Chegou a tão esperada Honda Hornet 750, que nos deixou um gostinho muito bom na boca pelo seu motor, enorme agilidade e fácil manuseio.

Confesso que queria muito fazer esse teste. Acompanho a saga Hornet desde a sua primeira versão (quando aliás em Espanha não se podia chamar assim), aliás a minha mulher teve uma dessas durante alguns anos, e experimentei as posteriores… que eu nem sempre gostei mais que o anterior (não, novo nem sempre é melhor). Com o “ruído anterior” que a Honda fez com o 2023, confesso que fui um dos que ficou um pouco decepcionado com o resultado final. 

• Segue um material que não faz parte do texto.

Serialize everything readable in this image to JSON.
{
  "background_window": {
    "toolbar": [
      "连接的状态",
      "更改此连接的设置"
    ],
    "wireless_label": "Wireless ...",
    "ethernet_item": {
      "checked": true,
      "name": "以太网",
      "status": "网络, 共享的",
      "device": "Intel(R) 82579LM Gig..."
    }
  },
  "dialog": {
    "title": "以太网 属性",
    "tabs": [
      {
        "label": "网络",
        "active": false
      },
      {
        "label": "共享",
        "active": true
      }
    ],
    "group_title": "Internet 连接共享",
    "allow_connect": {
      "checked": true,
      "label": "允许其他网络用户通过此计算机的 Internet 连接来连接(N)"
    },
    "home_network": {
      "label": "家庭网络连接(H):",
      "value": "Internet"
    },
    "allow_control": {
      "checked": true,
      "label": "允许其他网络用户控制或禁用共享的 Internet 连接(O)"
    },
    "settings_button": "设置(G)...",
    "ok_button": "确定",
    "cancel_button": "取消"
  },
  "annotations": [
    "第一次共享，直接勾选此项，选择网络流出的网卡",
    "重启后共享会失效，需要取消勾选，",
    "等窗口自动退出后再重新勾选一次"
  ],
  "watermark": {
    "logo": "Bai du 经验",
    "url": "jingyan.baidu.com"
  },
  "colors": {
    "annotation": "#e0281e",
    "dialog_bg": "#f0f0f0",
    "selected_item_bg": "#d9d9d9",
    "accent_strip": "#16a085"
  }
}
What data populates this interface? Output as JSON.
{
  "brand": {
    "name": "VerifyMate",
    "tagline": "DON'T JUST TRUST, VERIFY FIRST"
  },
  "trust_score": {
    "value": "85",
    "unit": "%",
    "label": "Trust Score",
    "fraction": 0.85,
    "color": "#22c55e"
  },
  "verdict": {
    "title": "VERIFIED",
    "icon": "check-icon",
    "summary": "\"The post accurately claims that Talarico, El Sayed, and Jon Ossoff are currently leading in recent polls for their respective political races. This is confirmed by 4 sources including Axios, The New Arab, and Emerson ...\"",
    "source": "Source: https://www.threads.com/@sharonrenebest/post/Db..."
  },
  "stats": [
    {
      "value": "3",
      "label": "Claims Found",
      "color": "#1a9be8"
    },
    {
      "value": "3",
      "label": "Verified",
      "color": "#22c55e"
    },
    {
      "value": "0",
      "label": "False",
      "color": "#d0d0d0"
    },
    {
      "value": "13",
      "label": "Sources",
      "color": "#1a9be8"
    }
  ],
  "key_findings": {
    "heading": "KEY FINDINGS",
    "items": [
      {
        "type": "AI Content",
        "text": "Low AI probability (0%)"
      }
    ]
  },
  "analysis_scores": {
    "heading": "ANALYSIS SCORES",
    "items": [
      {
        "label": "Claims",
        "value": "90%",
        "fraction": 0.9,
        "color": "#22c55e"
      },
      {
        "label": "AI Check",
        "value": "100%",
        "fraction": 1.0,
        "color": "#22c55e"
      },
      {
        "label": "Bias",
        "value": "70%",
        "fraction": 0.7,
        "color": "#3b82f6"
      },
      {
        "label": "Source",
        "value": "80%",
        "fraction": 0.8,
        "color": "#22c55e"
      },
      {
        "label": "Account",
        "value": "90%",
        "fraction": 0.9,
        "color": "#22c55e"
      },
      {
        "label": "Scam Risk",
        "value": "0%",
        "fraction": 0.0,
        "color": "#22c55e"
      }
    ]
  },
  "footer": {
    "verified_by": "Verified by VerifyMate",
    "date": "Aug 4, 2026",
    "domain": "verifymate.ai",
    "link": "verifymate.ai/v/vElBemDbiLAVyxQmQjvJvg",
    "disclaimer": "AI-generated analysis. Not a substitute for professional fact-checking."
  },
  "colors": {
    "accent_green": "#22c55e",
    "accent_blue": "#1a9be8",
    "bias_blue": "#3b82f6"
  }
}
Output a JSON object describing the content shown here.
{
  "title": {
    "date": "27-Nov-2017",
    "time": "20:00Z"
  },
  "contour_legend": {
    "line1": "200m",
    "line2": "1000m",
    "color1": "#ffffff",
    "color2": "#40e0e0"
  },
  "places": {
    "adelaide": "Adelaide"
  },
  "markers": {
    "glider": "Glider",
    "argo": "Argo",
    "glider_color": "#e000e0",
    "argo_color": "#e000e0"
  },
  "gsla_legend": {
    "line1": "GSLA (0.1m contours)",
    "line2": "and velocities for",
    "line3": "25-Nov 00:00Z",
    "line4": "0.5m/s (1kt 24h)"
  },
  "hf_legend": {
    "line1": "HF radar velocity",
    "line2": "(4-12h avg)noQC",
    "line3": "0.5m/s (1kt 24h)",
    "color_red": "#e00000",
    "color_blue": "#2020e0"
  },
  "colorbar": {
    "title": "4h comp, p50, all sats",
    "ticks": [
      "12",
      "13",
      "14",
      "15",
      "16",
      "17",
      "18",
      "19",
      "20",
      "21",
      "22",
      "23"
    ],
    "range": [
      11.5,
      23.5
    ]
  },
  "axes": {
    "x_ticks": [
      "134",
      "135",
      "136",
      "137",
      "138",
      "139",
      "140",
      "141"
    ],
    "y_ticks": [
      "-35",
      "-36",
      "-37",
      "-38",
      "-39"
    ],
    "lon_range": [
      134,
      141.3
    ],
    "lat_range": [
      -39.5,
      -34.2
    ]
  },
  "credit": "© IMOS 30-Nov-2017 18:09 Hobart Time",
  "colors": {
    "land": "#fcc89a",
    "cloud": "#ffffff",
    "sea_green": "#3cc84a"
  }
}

Entendi que não poderia ter motor de quatro cilindros (ou três) mas a nível estético ou de equipamento esperava mais . Não quero antecipar, mas a verdade é que o objetivo da Honda era lançar um best-seller, e esse é um objetivo mais do que alcançado na minha opinião. É por isso que chamo de “ bom e barato ”, porque é. E bem, “bonito” para completar os famosos “três B” já… é discutível. Com este Hornet 750 2023 posso ficar com as minhas “coisinhas”, mas comparado a qualquer rival não posso deixar de recomendar a sua compra a quem me perguntar… vamos ver o porquê.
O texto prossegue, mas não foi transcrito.